1951 Port-au-Prince, Haiti
Moness Destina
1951
Port-au-Prince Haiti
Interviewed on January 27th, 2019
By Jodhel I. Destina
My first movie? Anyway, let me give you one. I really don’t remember. Let’s see, it was when I was a little kid. A French movie. Les Misérables. It was long time ago. I was around 15. I was in my country. In Haiti. At that time, my father sent me to Port-au-Prince for the carnival. It was at that period I saw it.
It was about a people that are living in some shanty town, but they are poor people. Anyways they’re in need of anything, food, clothes, everything, because they don’t have. And around them living some rich people. The guy who played the movie showed us how it was about a revolution, so those people that are living in this country, they are poor people, they don’t have anything to eat. Their life depends on the rich people, because they have everything. But them, some of them eat a piece a bread from the other people. You see those people went to the garbage and pick up food to eat from the other people. And then, one of them who went to school keep talking about those people, tell them they’re supposed to do something. Try to find something. And then they teach some of them how to work and they went to the farm and then work. And from there a guy show those poor people how to survive by themselves, without eating food in the garbage. And from then, there is a revolution against rich people. But at that time, it was no the system that we have now. At that time, we have a king in this country. And then there is an uprising against the king, and they try to destroy the kingdom and they put fire on that until they kill all people in the kingdom and even the king was dead.

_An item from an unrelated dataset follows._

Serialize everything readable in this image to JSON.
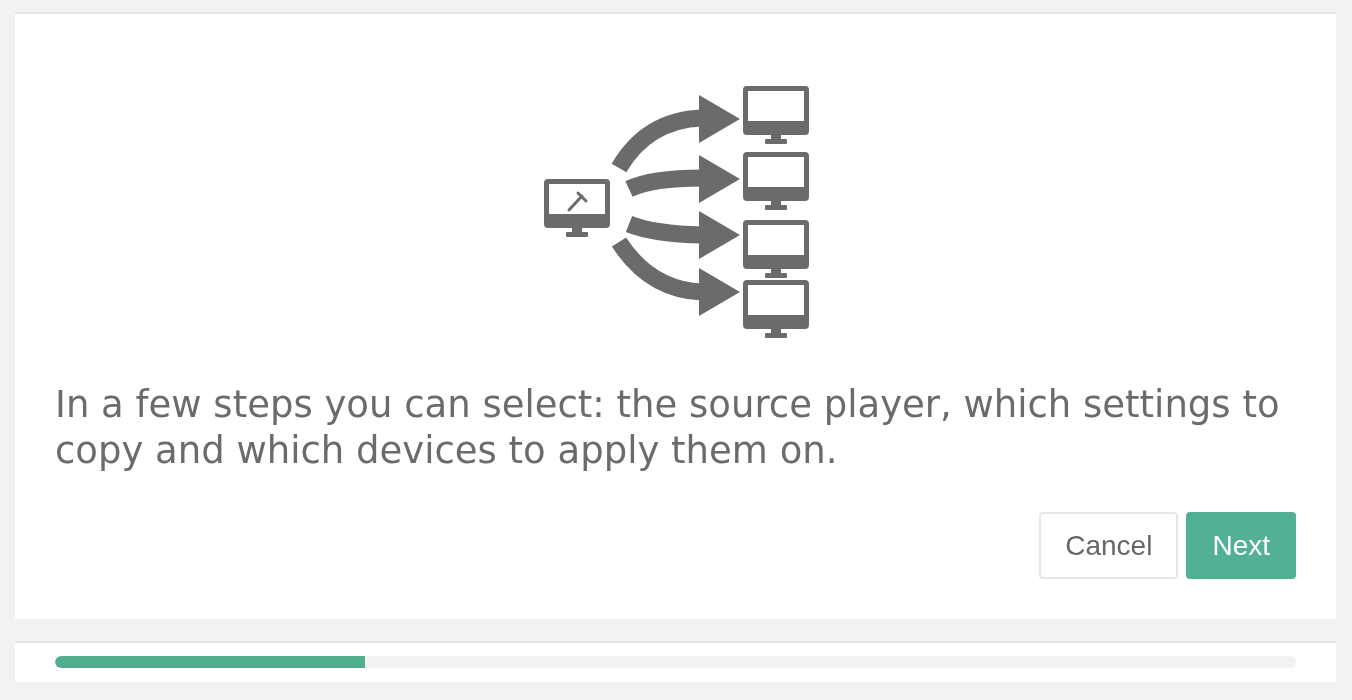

When I went to the movie, I didn’t go by myself. It was in the capital, so a friend of my father went to the movie with me. The theater wasn’t too far where the guy was living. We went by walking. You can take a car, but we just walked to go because it wasn’t too far.
The theater was called “Olympia”.
There are no ushers. There are people that sell the tickets, but the theater we have at this period, it wasn’t similar to the ones we have here. We get the ticket at the door and then you just give the ticket and you enter.
I don’t remember if there is a concession stand. My favorite candy… I don’t think I have a favorite. Oh, at that time, when I was a little kid, it was… I don’t know the name here, in the United States, but they call it Tito. It is something long, tiny, but very sweet.